音響インピーダンス境界も開放境界も音波を吸収する事を想定した境界条件ですが、使用する場面に違いがあります。開放境界は音波が無限遠に向かって広がっていく場合に使用し、音波が1方向に進むような場合は音響インピーダンス境界を使います。

開放境界とは:

開放境界は、音圧は音源からの距離Rに反比例すると仮定しています。音源が障害物のない空間に置かれた場合、音源から遠く離れたところでは、音圧は1/Rで減衰しますのでこの境界条件が使用できます。音源に近くなると音圧は複雑になり、1/R^2などの高次の項も含まれますが、解放境界条件ではこの高次の項もある程度考慮されています。

音響インピーダンス境界とは:

音響インピーダンスは音波の通りにくさを示し、音圧Pを体積速度Svで割った値として定義されます。

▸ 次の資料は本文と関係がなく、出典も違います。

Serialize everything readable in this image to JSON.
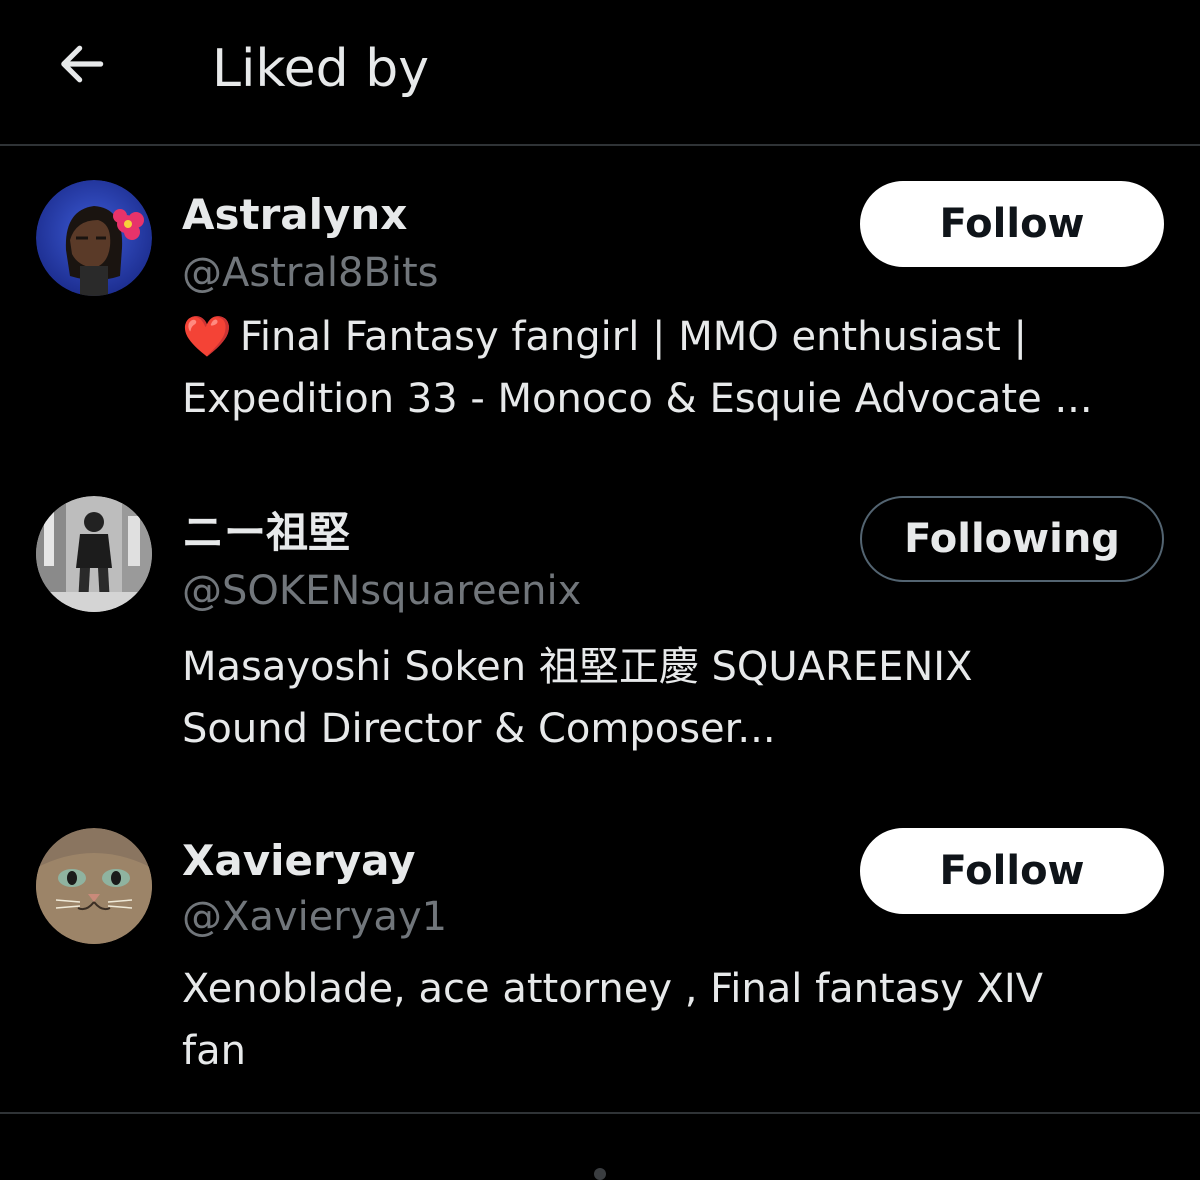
{
  "header": {
    "title": "Liked by",
    "back_icon": "arrow-left-icon"
  },
  "colors": {
    "background": "#000000",
    "divider": "#2f3336",
    "text_primary": "#e7e9ea",
    "text_secondary": "#71767b",
    "heart": "#f4212e"
  },
  "users": [
    {
      "name": "Astralynx",
      "handle": "@Astral8Bits",
      "bio_emoji": "❤️",
      "bio_lines": [
        "Final Fantasy fangirl | MMO enthusiast |",
        "Expedition 33 - Monoco & Esquie Advocate ..."
      ],
      "button_label": "Follow",
      "button_state": "not-following"
    },
    {
      "name": "ニー祖堅",
      "handle": "@SOKENsquareenix",
      "bio_lines": [
        "Masayoshi Soken 祖堅正慶 SQUAREENIX",
        "Sound Director & Composer..."
      ],
      "button_label": "Following",
      "button_state": "following"
    },
    {
      "name": "Xavieryay",
      "handle": "@Xavieryay1",
      "bio_lines": [
        "Xenoblade, ace attorney , Final fantasy XIV",
        "fan"
      ],
      "button_label": "Follow",
      "button_state": "not-following"
    }
  ]
}
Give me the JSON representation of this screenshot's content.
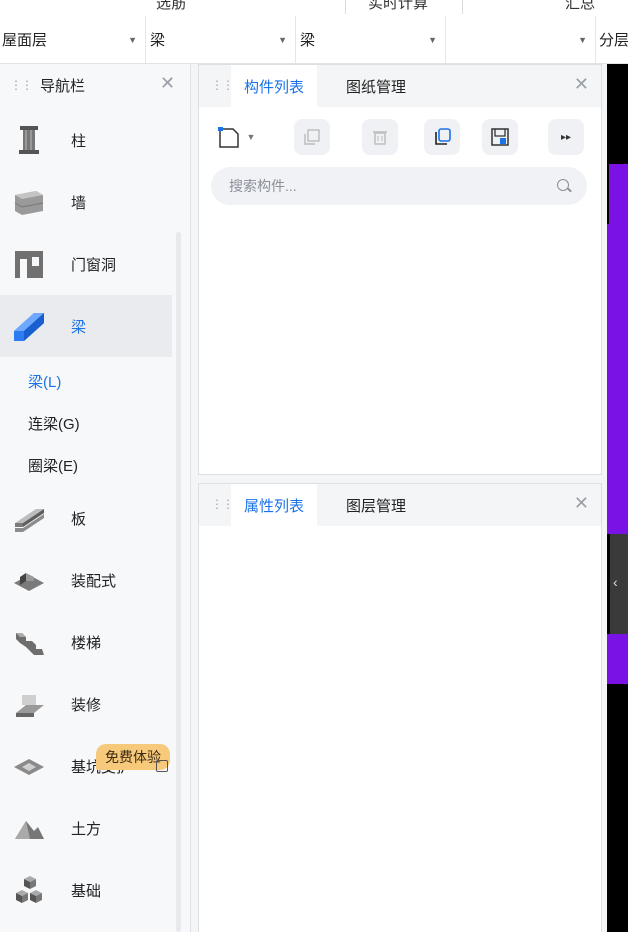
{
  "ribbon": {
    "labels": [
      "选筋",
      "实时计算",
      "汇总"
    ]
  },
  "selectors": [
    {
      "value": "屋面层"
    },
    {
      "value": "梁"
    },
    {
      "value": "梁"
    },
    {
      "value": ""
    },
    {
      "value": "分层"
    }
  ],
  "nav": {
    "title": "导航栏",
    "items": [
      {
        "label": "柱",
        "icon": "column-icon"
      },
      {
        "label": "墙",
        "icon": "wall-icon"
      },
      {
        "label": "门窗洞",
        "icon": "door-window-icon"
      },
      {
        "label": "梁",
        "icon": "beam-icon",
        "active": true
      },
      {
        "label": "板",
        "icon": "slab-icon"
      },
      {
        "label": "装配式",
        "icon": "prefab-icon"
      },
      {
        "label": "楼梯",
        "icon": "stairs-icon"
      },
      {
        "label": "装修",
        "icon": "decoration-icon"
      },
      {
        "label": "基坑支护",
        "icon": "foundation-pit-icon"
      },
      {
        "label": "土方",
        "icon": "earthwork-icon"
      },
      {
        "label": "基础",
        "icon": "foundation-icon"
      }
    ],
    "sub_items": [
      {
        "label": "梁(L)",
        "active": true
      },
      {
        "label": "连梁(G)"
      },
      {
        "label": "圈梁(E)"
      }
    ],
    "badge": "免费体验"
  },
  "component_panel": {
    "tabs": [
      {
        "label": "构件列表",
        "active": true
      },
      {
        "label": "图纸管理"
      }
    ],
    "search_placeholder": "搜索构件..."
  },
  "property_panel": {
    "tabs": [
      {
        "label": "属性列表",
        "active": true
      },
      {
        "label": "图层管理"
      }
    ]
  },
  "colors": {
    "accent": "#1a73e8",
    "viewport_purple": "#7a12e6",
    "badge": "#f7c97b"
  }
}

Z=P∕Sv [Pa/(m2・m/s)]=P/Sv[(Pa・s)/m3]  (1)

境界条件として与える音響インピーダンスは単位面積当たりの量として以下の式で与えます。

Z=P∕v [Pa/(m/s)]=P/v[(Pa・s)/m]  (2)

として与えます。一方、pとvは運動方程式でつながっており、ρを密度、cを媒質の音速とすると、調和音波の場合以下の関係がある。

Z=ρc[kg/m3・m/s]=ρc[kg/(m2・s)]=ρc[(N・s2)/m・1/(m2・s)]=ρc[(Pa・s)/m]  (3)

(2)式と(3)式の単位が一致することでも(2)が(3)で表わせることが分かる。参考として以下に空気と水の音響インピーダンスを示す。

(例)空気の音響インピーダンス

Z = 1.205[kg/m3]*340[m/s]=409.7[kg/(m2・s)]=409.7 [N・s/m3]

(例)水の音響インピーダンス

Z = 997[kg/m3]*1500[m/s]=1.496e6[kg/(m2・s)]=1.4596e6[N・s/m3]

開放境界と音響インピーダンス境界の例:

以下の図は左端の2つの管から放たれた音波が広い空間に出たあと広がっていく様子を解析した例である。半円部分に「開放境界」条件を設定することで音波が自然に広がっているのが分かります。

open_boundary

一方以下の図のように管の内部に空気が満たされれており管の上部分から放たれた音波が管内部の空気を伝って2手に分かれている。分かれた音波が管から出るところに空気の音響インピーダンスである409.7[N・s/m3]の値を境界条件として設定する事で、反射せず平面波が管から出ていく様子の解析ができているのが分かります。